The US dollar is mixed against its G7 currency rivals on Thursday after the US government reported a slightly worse-than-expected jobs report that brought the total number of Americans who lost their jobs to about 22 million. A flurry of other economic data weighed on the greenback and US equities, leaving everyone wondering just how long the coronavirus pandemic will affect the world’s largest economy.
According to the Department of Labor, initial jobless claims came in at 5.245 million in the week ending April 11. This is down from the previous week’s 6.6 million reading, but it is higher than the median estimate of 5.105 million.
Continuing jobless claims surged 11.976 million in the week ending April 4, up from last week’s 7.446 million ascent.
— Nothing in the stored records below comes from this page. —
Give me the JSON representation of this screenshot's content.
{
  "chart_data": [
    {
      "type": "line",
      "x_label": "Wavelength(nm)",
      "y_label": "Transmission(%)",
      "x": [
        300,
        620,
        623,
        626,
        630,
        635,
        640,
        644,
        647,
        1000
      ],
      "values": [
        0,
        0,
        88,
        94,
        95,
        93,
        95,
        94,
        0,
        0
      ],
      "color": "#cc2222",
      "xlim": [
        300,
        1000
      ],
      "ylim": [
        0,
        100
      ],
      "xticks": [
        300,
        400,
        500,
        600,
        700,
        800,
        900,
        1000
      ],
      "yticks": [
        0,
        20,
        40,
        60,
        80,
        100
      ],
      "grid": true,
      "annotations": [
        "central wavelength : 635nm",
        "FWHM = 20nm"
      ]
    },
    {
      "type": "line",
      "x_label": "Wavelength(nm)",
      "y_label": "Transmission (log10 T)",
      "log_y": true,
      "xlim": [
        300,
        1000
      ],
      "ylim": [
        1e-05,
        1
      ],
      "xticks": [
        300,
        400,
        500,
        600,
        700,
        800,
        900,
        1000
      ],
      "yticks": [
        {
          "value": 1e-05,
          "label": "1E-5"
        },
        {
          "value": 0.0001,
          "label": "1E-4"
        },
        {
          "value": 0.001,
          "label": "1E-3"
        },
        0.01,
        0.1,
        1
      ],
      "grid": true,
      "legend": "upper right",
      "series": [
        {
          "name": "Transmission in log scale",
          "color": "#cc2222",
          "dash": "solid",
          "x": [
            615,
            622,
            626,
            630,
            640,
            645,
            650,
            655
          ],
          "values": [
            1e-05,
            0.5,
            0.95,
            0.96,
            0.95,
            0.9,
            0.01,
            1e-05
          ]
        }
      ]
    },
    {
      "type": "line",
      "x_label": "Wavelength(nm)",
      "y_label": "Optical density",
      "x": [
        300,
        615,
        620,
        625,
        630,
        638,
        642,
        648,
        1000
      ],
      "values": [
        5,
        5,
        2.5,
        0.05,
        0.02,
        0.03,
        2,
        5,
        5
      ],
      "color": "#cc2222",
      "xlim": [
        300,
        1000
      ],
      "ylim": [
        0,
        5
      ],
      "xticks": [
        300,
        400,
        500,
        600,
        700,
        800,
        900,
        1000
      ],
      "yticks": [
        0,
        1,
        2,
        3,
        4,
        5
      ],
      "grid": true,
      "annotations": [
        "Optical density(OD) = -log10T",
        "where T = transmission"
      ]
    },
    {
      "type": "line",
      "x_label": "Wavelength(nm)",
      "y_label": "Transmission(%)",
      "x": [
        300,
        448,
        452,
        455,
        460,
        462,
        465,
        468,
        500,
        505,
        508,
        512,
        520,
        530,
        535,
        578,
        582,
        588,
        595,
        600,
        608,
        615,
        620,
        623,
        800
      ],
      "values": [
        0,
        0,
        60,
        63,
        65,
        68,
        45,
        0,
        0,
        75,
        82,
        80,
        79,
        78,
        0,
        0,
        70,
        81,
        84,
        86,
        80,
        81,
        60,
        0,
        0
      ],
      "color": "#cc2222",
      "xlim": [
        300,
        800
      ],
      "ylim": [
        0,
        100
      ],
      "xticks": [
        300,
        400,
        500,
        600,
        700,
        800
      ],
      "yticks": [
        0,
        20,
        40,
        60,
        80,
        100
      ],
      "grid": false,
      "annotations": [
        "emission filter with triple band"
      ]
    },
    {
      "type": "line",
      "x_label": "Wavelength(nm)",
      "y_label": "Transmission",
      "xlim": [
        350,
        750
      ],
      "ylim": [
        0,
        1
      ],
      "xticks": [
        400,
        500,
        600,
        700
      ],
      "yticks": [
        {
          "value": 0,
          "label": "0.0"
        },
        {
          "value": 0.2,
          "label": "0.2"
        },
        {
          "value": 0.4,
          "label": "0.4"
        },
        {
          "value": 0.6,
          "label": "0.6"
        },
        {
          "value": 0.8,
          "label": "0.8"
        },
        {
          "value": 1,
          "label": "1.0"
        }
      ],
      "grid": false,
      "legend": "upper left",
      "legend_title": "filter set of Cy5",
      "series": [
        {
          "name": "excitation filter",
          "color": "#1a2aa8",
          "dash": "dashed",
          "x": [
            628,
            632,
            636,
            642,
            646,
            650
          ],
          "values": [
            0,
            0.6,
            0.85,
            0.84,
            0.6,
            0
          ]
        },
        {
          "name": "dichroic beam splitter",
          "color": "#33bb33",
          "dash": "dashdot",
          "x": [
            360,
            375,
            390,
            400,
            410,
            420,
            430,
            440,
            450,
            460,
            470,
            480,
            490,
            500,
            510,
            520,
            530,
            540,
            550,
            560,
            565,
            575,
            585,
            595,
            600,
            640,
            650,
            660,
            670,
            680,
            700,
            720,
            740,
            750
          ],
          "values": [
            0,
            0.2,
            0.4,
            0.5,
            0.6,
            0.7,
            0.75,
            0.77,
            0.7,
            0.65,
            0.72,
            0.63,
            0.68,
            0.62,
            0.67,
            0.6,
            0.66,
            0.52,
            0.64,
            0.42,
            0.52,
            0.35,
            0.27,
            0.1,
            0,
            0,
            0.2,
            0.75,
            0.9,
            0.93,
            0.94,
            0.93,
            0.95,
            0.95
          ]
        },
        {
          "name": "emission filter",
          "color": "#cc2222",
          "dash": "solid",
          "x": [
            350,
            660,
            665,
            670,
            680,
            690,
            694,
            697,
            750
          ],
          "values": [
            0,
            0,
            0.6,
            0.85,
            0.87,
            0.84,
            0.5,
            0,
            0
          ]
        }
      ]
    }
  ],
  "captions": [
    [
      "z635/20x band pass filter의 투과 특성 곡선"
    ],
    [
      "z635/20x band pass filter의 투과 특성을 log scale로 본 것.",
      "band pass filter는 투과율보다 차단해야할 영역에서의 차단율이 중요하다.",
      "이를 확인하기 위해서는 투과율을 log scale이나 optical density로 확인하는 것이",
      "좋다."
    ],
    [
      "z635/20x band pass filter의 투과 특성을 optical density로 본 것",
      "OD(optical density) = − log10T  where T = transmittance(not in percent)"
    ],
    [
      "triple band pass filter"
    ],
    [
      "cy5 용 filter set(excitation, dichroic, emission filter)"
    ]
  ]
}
The market had forecast a reading of 13.5 million. The four-week average, which eliminates the week-to-week volatility, clocked in at 5.508 million, up from 4.267 million a week ago.
Has the job-loss trend peaked? Analysts are forecasting that the number of Americans filing for unemployment benefits will fall in the coming weeks as the federal governmentâs aid program kicks in. Plus, several states are considering incrementally reopening their economies by potentially exempting certain industries from the shutdown.
On the housing front, housing starts crashed 22.3% in March, down from -3.4% in February. Building permits also slumped 6.8% last month, down from -6.3% in the prior month.
On Wednesday, the Mortgage Bankers Association (MBA) reported that mortgage applications surged 7.3% in the week ending April 10. Also, the National Association of Home Builders (NAHB) Housing Market Index — a homebuilder confidence index — tumbled from 72 in March to 30 this month.
The leading US stock indexes were mixed at the opening bell as investors weighed the bearish data. The benchmark 10-year Treasury note dipped 0.038% to 0.6035%
The US Dollar Index advanced 0.3% to 99.76, from an opening of 99.63, at 12:41 GMT on Thursday. The index, which measures the greenback against a basket of currencies, is on track for a modest weekly gain of around 0.25%, lifting its year-to-date boost to around 3.5%.
The USD/CAD currency pair tumbled 0.14% to 1.4093, from an opening of 1.4116. The EUR/USD slipped 0.31% to 1.0879, from an opening of 1.0911.